Financial Markets Are Complex Organisms

Just as the human brain is an extremely complex organ, the financial markets have an almost infinite number of factors that ultimately determine the value of our investment portfolios. Therefore, it is unlikely that “figuring it out as we go along” will produce favorable investment outcomes. In the present day, there are numerous and somewhat conflicting signals. On the bullish end of the spectrum, growth in the United States appears to be picking up and the Fed has been extremely accommodative. However, the economic bears can point to low inflation in Europe (fear of deflation) and rising prices in the United States that may force the Fed’s hand.

Investors Need A Consistent Approach

While we are not brain surgeons, our guess is that surgery involves somewhat of a “flow chart” or “if, then” approach.

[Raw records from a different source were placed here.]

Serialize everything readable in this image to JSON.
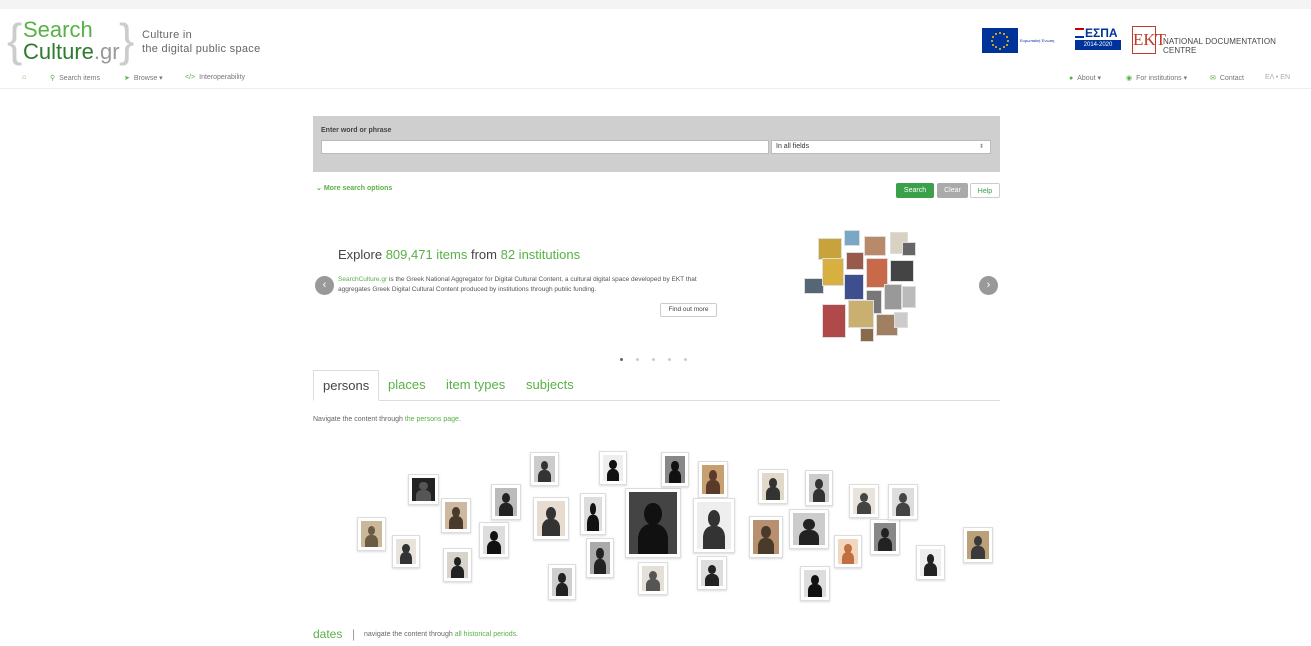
{
  "header": {
    "logo_line1": "Search",
    "logo_line2_main": "Culture",
    "logo_line2_suffix": ".gr",
    "tagline_line1": "Culture in",
    "tagline_line2": "the digital public space",
    "eu_text": "Ευρωπαϊκή Ένωση",
    "espa_title": "ΕΣΠΑ",
    "espa_years": "2014-2020",
    "ekt_logo": "EKT",
    "ekt_name": "NATIONAL DOCUMENTATION CENTRE"
  },
  "nav": {
    "search_items": "Search items",
    "browse": "Browse",
    "interoperability": "Interoperability",
    "about": "About",
    "for_institutions": "For institutions",
    "contact": "Contact",
    "lang": "ΕΛ • EN"
  },
  "search": {
    "label": "Enter word or phrase",
    "input_value": "",
    "field_select": "In all fields",
    "more_options": "More search options",
    "search_btn": "Search",
    "clear_btn": "Clear",
    "help_btn": "Help"
  },
  "carousel": {
    "explore_prefix": "Explore ",
    "items_count": "809,471 items",
    "explore_mid": " from ",
    "institutions": "82 institutions",
    "desc_link": "SearchCulture.gr",
    "desc_text": " is the Greek National Aggregator for Digital Cultural Content, a cultural digital space developed by EKT that aggregates Greek Digital Cultural Content produced by institutions through public funding.",
    "find_more": "Find out more",
    "slides": 5,
    "active_slide": 1
  },
  "tabs": [
    {
      "label": "persons",
      "active": true
    },
    {
      "label": "places",
      "active": false
    },
    {
      "label": "item types",
      "active": false
    },
    {
      "label": "subjects",
      "active": false
    }
  ],
  "persons": {
    "nav_prefix": "Navigate the content through ",
    "nav_link": "the persons page",
    "nav_suffix": "."
  },
  "dates": {
    "label": "dates",
    "sep": "|",
    "text_prefix": "navigate the content through ",
    "text_link": "all historical periods",
    "text_suffix": "."
  },
  "colors": {
    "brand_green": "#58b147",
    "button_green": "#3aa14a",
    "panel_grey": "#cfcfcf"
  }
}
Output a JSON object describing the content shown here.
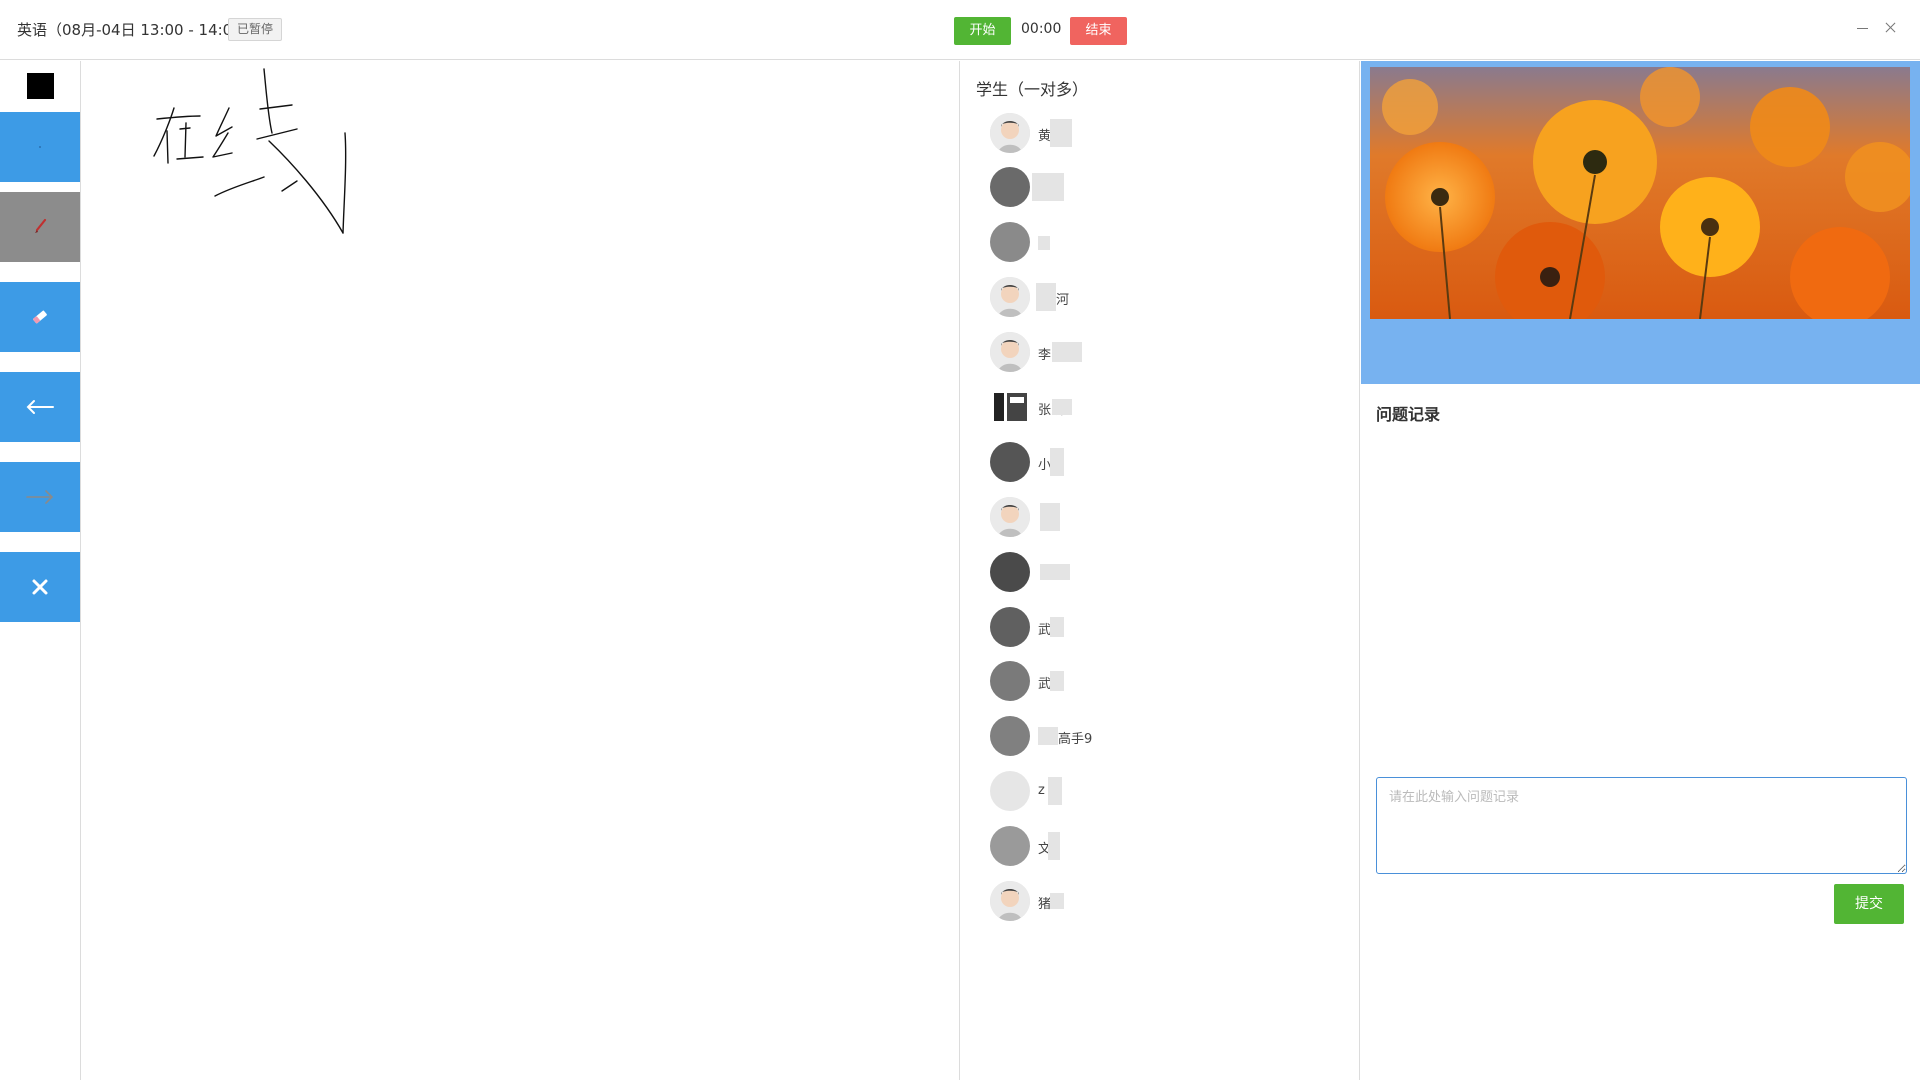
{
  "header": {
    "course_title": "英语（08月-04日 13:00 - 14:00）",
    "status_badge": "已暂停",
    "start_label": "开始",
    "timer": "00:00",
    "end_label": "结束"
  },
  "toolbar": {
    "current_color": "#000000",
    "tools": [
      {
        "name": "pen",
        "icon": "pen-icon"
      },
      {
        "name": "brush",
        "icon": "brush-icon",
        "active": true
      },
      {
        "name": "eraser",
        "icon": "eraser-icon"
      },
      {
        "name": "undo",
        "icon": "arrow-left-icon"
      },
      {
        "name": "redo",
        "icon": "arrow-right-icon"
      },
      {
        "name": "clear",
        "icon": "close-icon"
      }
    ]
  },
  "whiteboard": {
    "handwriting": "在线"
  },
  "students": {
    "title": "学生（一对多）",
    "items": [
      {
        "name": "黄",
        "avatar": "default-boy-avatar"
      },
      {
        "name": "",
        "avatar": "photo-avatar"
      },
      {
        "name": "",
        "avatar": "photo-avatar"
      },
      {
        "name": "河",
        "avatar": "default-boy-avatar"
      },
      {
        "name": "李",
        "avatar": "default-boy-avatar"
      },
      {
        "name": "张 耀",
        "avatar": "logo-avatar"
      },
      {
        "name": "小",
        "avatar": "photo-avatar"
      },
      {
        "name": "",
        "avatar": "default-boy-avatar"
      },
      {
        "name": "",
        "avatar": "photo-avatar"
      },
      {
        "name": "武 6",
        "avatar": "photo-avatar"
      },
      {
        "name": "武 7",
        "avatar": "photo-avatar"
      },
      {
        "name": "高手9",
        "avatar": "photo-avatar"
      },
      {
        "name": "z",
        "avatar": "photo-avatar"
      },
      {
        "name": "文",
        "avatar": "photo-avatar"
      },
      {
        "name": "猪",
        "avatar": "default-boy-avatar"
      }
    ]
  },
  "notes": {
    "title": "问题记录",
    "placeholder": "请在此处输入问题记录",
    "submit_label": "提交"
  },
  "colors": {
    "accent_blue": "#3d9be6",
    "start_green": "#52b534",
    "end_red": "#f0645f",
    "video_bg": "#77b2f0"
  }
}
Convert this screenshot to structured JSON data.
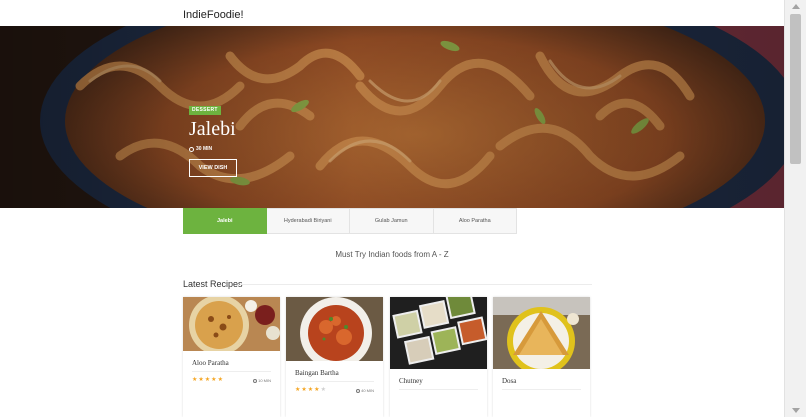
{
  "header": {
    "brand": "IndieFoodie!"
  },
  "hero": {
    "badge": "DESSERT",
    "title": "Jalebi",
    "time": "30 MIN",
    "button": "VIEW DISH"
  },
  "tabs": [
    {
      "label": "Jalebi",
      "active": true
    },
    {
      "label": "Hyderabadi Biriyani",
      "active": false
    },
    {
      "label": "Gulab Jamun",
      "active": false
    },
    {
      "label": "Aloo Paratha",
      "active": false
    }
  ],
  "tagline": "Must Try Indian foods from A - Z",
  "latest": {
    "title": "Latest Recipes",
    "cards": [
      {
        "name": "Aloo Paratha",
        "rating": 5,
        "max_rating": 5,
        "time": "10 MIN"
      },
      {
        "name": "Baingan Bartha",
        "rating": 4,
        "max_rating": 5,
        "time": "40 MIN"
      },
      {
        "name": "Chutney"
      },
      {
        "name": "Dosa"
      }
    ]
  },
  "colors": {
    "accent": "#6db33f",
    "star": "#f5a623"
  }
}
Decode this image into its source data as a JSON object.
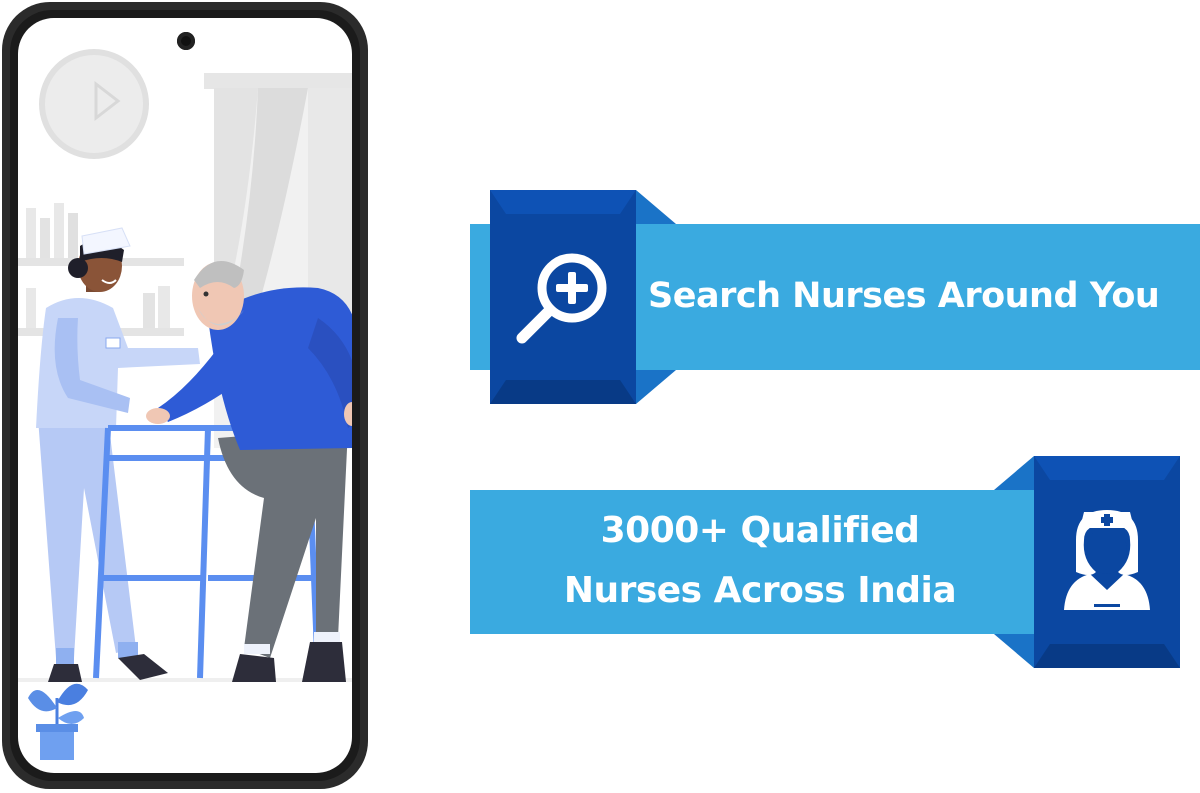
{
  "banner_search": {
    "label": "Search Nurses Around You",
    "icon": "search-plus-icon"
  },
  "banner_nurses": {
    "line1": "3000+ Qualified",
    "line2": "Nurses Across India",
    "icon": "nurse-icon"
  },
  "phone_illustration": {
    "icon": "nurse-helping-elderly-illustration"
  },
  "colors": {
    "banner_light_blue": "#3aaae0",
    "banner_dark_blue": "#0b47a1",
    "banner_mid_blue": "#1a73c7",
    "phone_frame": "#2b2b2b"
  }
}
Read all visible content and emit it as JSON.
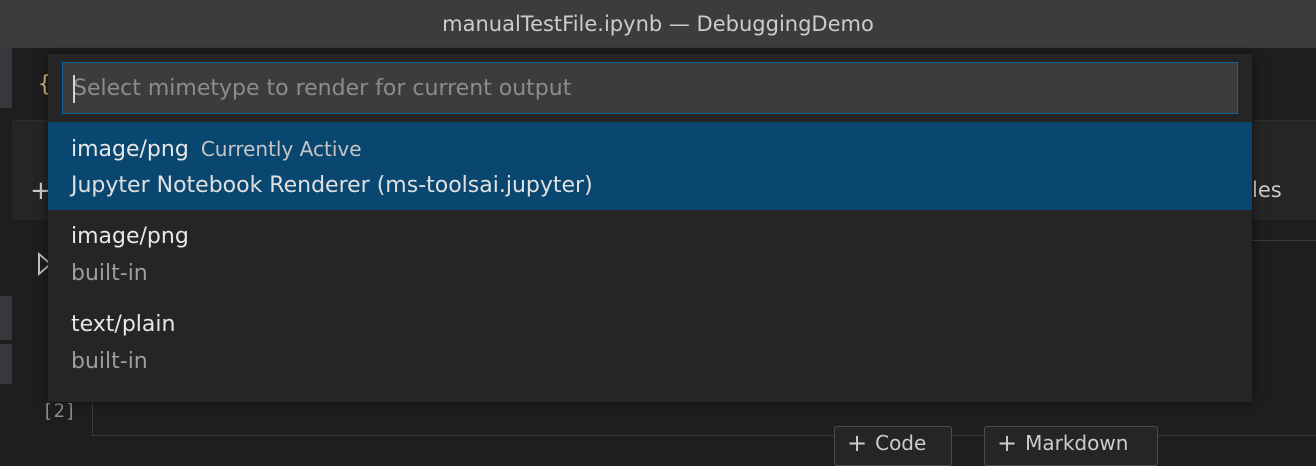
{
  "window": {
    "title": "manualTestFile.ipynb — DebuggingDemo"
  },
  "background": {
    "brace": "{",
    "toolbar_tail": "les",
    "execution_count": "[2]",
    "add_code_label": "Code",
    "add_markdown_label": "Markdown"
  },
  "quick_pick": {
    "placeholder": "Select mimetype to render for current output",
    "value": "",
    "items": [
      {
        "label": "image/png",
        "description": "Currently Active",
        "detail": "Jupyter Notebook Renderer (ms-toolsai.jupyter)",
        "active": true
      },
      {
        "label": "image/png",
        "description": "",
        "detail": "built-in",
        "active": false
      },
      {
        "label": "text/plain",
        "description": "",
        "detail": "built-in",
        "active": false
      }
    ]
  },
  "colors": {
    "selection": "#094771",
    "input_border": "#0e639c",
    "widget_bg": "#252526",
    "titlebar_bg": "#3c3c3c"
  },
  "icons": [
    "plus-icon",
    "run-cell-icon"
  ]
}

For example, if bleeding needs to be contained, then there are specific steps to address the unfavorable situation. An investment risk management plan works in a similar manner by having specific and executable strategies that follow an “if the market does this, then we will do this” script. A recent bullish example surfaced on June 8 as observable evidence began to surface in equities favor. The evidence allowed for a prudent “bump up” to the growth side (SPY) of our portfolios.